After the march to Cleveland, which resulted in nothing of special interest, the 25th Iowa returned to Woodville, where it remained till its division left for the front to join General Sherman in his grand campaign against Atlanta. The events of that campaign, in which the 25th Iowa took an honorable part, will be found elsewhere, as will also the history of Sherman's march from Atlanta to Savannah, and from Savannah to Raleigh, North Carolina.

In the operations of General Sherman in his march from Savannah to Raleigh, the capture of Columbia, South Carolina, is conspicuous. The credit of this affair belongs to the Iowa Brigade of the 15th Corps, to which the 25th Iowa Infantry was attached.

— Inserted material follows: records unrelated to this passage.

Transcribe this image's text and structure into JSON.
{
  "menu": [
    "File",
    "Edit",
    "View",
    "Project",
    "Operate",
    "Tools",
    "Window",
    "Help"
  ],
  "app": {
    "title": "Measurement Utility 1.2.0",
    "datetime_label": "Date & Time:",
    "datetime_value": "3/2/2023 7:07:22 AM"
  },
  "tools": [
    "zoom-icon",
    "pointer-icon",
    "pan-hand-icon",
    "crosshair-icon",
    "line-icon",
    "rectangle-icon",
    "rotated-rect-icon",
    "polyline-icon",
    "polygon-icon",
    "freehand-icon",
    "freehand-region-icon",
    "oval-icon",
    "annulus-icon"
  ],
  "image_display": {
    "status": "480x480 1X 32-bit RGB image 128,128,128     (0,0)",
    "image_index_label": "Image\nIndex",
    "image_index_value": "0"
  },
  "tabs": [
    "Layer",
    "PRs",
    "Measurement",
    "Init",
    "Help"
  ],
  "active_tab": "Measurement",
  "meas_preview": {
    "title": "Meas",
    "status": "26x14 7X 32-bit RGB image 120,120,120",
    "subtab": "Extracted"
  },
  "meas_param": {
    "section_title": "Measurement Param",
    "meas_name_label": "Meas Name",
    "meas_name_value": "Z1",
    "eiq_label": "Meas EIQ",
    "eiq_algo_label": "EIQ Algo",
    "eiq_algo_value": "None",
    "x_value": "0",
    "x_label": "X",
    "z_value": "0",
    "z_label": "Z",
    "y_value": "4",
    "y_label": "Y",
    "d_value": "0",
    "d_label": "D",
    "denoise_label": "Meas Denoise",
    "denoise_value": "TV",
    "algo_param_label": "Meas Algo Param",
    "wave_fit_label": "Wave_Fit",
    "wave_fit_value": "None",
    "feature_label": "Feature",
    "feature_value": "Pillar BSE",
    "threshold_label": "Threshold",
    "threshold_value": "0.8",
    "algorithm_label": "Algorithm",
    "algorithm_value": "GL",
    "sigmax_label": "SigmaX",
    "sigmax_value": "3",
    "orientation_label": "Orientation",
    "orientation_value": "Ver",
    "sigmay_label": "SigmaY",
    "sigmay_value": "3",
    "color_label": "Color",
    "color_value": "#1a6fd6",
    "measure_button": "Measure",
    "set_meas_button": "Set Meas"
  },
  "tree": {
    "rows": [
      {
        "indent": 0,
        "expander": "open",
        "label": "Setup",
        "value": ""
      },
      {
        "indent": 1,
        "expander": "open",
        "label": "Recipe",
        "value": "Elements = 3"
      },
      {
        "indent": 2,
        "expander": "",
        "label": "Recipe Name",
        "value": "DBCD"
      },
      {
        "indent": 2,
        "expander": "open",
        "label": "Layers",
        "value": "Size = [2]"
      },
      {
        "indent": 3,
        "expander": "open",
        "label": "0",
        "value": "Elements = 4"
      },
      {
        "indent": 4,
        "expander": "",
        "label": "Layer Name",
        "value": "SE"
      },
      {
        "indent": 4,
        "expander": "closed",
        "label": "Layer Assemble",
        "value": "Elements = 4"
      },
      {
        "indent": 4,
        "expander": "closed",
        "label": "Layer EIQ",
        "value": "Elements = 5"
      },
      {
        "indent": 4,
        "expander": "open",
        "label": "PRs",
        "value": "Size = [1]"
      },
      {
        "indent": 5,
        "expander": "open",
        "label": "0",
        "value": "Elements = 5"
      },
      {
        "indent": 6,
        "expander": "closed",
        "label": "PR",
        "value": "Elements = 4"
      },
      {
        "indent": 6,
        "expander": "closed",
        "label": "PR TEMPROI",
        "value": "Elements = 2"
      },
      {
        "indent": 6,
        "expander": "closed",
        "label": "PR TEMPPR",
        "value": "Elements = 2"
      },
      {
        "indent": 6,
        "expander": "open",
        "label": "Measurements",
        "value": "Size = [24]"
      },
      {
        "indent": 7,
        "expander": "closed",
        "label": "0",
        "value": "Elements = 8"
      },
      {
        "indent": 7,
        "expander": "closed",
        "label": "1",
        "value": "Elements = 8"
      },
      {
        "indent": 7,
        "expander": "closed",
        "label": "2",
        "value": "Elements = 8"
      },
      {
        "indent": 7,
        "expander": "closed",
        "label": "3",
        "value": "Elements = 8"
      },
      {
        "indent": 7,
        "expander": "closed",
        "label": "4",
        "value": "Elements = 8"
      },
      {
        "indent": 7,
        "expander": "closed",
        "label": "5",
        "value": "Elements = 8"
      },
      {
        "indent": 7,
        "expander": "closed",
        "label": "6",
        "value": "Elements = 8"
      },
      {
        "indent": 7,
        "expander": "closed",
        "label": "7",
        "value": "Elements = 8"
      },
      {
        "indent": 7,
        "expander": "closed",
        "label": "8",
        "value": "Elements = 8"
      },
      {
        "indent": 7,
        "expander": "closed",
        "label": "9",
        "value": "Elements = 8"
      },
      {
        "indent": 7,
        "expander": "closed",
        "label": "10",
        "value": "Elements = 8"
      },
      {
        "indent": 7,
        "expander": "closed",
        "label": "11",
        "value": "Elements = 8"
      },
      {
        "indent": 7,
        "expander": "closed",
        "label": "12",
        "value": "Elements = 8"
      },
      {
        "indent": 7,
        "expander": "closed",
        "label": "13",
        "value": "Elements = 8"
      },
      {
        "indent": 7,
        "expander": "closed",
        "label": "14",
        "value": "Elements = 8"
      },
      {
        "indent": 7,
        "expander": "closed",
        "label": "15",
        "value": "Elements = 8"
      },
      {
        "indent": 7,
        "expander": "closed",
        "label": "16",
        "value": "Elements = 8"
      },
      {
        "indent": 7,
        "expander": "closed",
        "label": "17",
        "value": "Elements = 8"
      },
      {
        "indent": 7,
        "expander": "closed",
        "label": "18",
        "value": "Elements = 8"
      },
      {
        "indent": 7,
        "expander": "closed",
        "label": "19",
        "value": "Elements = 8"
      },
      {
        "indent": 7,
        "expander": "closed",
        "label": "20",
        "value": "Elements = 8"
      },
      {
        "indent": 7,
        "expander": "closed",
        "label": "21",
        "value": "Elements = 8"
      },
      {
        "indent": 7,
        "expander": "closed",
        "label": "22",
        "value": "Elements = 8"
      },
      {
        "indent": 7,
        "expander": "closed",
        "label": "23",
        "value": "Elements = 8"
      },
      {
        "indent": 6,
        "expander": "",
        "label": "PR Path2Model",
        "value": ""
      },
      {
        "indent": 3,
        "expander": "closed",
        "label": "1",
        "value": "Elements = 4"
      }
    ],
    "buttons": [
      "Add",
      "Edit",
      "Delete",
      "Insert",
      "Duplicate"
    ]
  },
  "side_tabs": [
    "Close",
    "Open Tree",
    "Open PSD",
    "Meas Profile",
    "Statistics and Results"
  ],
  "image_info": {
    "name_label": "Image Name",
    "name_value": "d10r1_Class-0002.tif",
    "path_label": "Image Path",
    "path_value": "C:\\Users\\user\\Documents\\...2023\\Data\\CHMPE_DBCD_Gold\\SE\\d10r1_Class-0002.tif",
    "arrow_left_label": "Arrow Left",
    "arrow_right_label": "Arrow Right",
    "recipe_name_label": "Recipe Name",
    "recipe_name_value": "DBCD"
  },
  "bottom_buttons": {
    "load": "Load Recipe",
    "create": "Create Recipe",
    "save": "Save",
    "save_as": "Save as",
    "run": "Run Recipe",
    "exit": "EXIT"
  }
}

The question as to who was entitled to the honor of having first planted the American Flag on the Capitol buildings at Columbia, has been in some doubt. It is claimed by Justin C. Kennedy of the 13th Iowa, and by Colonel George A. Stone. The following I believe to be correct history: The 15th Corps' Iowa Brigade, commanded by Colonel G. A. Stone, forced the enemy back and captured the city; but in the meantime, Lieutenant-Colonel Kennedy, with a few men, crossed the Congaree in a rickety boat, and, hurrying on to the city, succeeded in first gaining both the old and new Capitol buildings. The banner of the 13th Iowa, in the hands of Colonel Kennedy, was the first to wave from the buildings; but the first American Flag was that belonging to the 31st Iowa, which was planted by the hands of Colonel Stone. But Iowa's brave sons should not allow jealousies to sully their fair lame. It is enough for the State to know that her soldiery received the surrender of Columbia.

For several weeks after the battles around Chattanooga, Colonel Stone commanded the Iowa Brigade. He also commanded this brigade on the march from Savannah to Goldsboro and Raleigh. He is an excellent young officer — prompt, precise and sprightly. He is a middle-sized man, with black hair, and merry, brown eyes. In appearance, he is quite youthful I never saw him but once, and that was while I was in the service, and just after he had succeeded to a brigade command. A stalwart captain was riding by his side, and both were enveloped in ponchos; for it rained in those days about Bridgeport. The captain I took for the commander, and the colonel for an aid, or orderly.

The colonel is proud and ambitious, and is happily free from that self-importance — a sort of pseudo-dignity — which seems to afflict army officers conversely in proportion to their merit.